The Applicant also sought an interim order interdicting the winding up of the deceased’s estate pending the lapsing of the suspension order made in Bwanya. In Setlogelo v Setlogelo 1914 AD 221 at 227, the Court held that It was trite law that one of the requirements for an interim interdict was that the Applicant had to establish prima facie right even if same was open to some doubt.

The Court found that the Applicant was not a surviving life partner in a life partnership in which she and the deceased had reciprocal support duties.
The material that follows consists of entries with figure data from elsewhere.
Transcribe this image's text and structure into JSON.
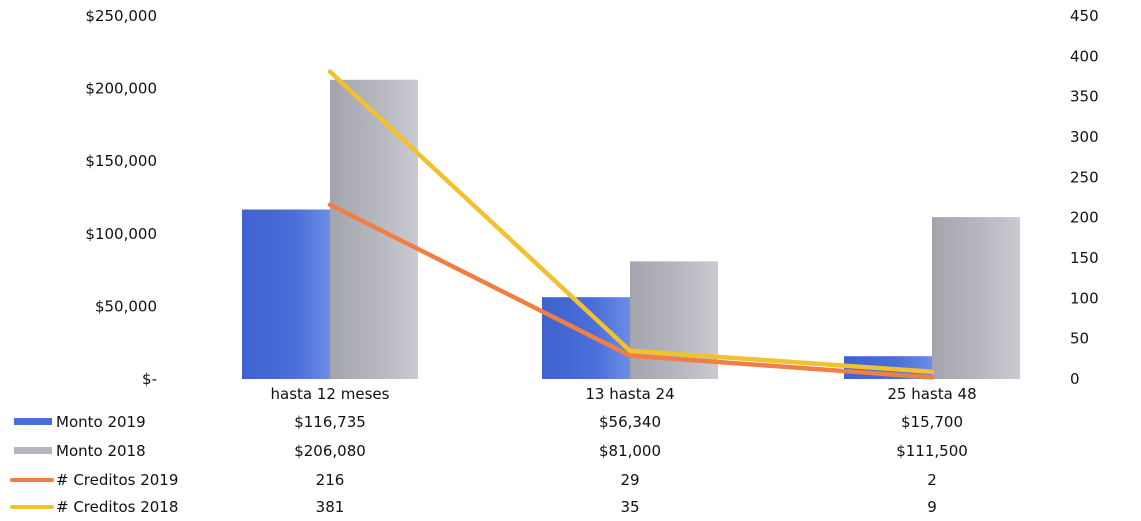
{
  "chart_data": {
    "type": "bar",
    "title": "",
    "categories": [
      "hasta 12 meses",
      "13 hasta 24",
      "25 hasta 48"
    ],
    "y_left": {
      "min": 0,
      "max": 250000,
      "ticks": [
        0,
        50000,
        100000,
        150000,
        200000,
        250000
      ],
      "tick_labels": [
        "$-",
        "$50,000",
        "$100,000",
        "$150,000",
        "$200,000",
        "$250,000"
      ]
    },
    "y_right": {
      "min": 0,
      "max": 450,
      "ticks": [
        0,
        50,
        100,
        150,
        200,
        250,
        300,
        350,
        400,
        450
      ],
      "tick_labels": [
        "0",
        "50",
        "100",
        "150",
        "200",
        "250",
        "300",
        "350",
        "400",
        "450"
      ]
    },
    "series": [
      {
        "name": "Monto 2019",
        "type": "bar",
        "axis": "left",
        "color": "#4a6fd8",
        "values": [
          116735,
          56340,
          15700
        ],
        "value_labels": [
          "$116,735",
          "$56,340",
          "$15,700"
        ]
      },
      {
        "name": "Monto 2018",
        "type": "bar",
        "axis": "left",
        "color": "#b5b5bd",
        "values": [
          206080,
          81000,
          111500
        ],
        "value_labels": [
          "$206,080",
          "$81,000",
          "$111,500"
        ]
      },
      {
        "name": "# Creditos 2019",
        "type": "line",
        "axis": "right",
        "color": "#ef7f45",
        "values": [
          216,
          29,
          2
        ],
        "value_labels": [
          "216",
          "29",
          "2"
        ]
      },
      {
        "name": "# Creditos 2018",
        "type": "line",
        "axis": "right",
        "color": "#f2c12e",
        "values": [
          381,
          35,
          9
        ],
        "value_labels": [
          "381",
          "35",
          "9"
        ]
      }
    ],
    "grid": false,
    "legend": "data-table-left"
  }
}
The Judge agreed with the respondents’ counsel when he stated that the Applicant would lose nothing in terms of the Maintenance of Surviving Spouse Act, 27 of 1990 and the Intestate Succession Spouses Act, 81 of 1987 as she had not been able to establish any prima facie right in relation to the deceased estate emanating from the familial relationship between herself and the deceased. The evidence was solidified in that when the Applicant moved out of the residence she shared with the deceased, she removed some household goods which according to the judge she had no right to do, as she had no claim against the estate, nor did she have the right to inherit from it.

CONCLUSION

The Applicant had requested for the Application to be granted. The Applicant initially brought an Application to court to declare that her relationship with the deceased was a customary marriage, which the application was later withdrawn following legal advice. The Court did not have the impression that the Applicant was malicious nor vindictive in bringing the Application. The Court was of the opinion that there was no justification in awarding costs in favour of the Respondent against the Applicant. The Applicant’s application declaring that she and the deceased where partners in a life partnership was dismissed. The Application for the interim order interdicting the winding up of estate pending the lapsing of the suspension of orders made by the Constitutional Court in Bwanya v Master of the High Court, Cape Town and Others, which orders were suspended for a period not exceeding 18 months from 31 December 2021, was hereby dismissed. The court ordered that the estate of the deceased would bear the application costs.

Please note: Each matter must be dealt with on a case-case basis, and you should consult an attorney before taking any legal action.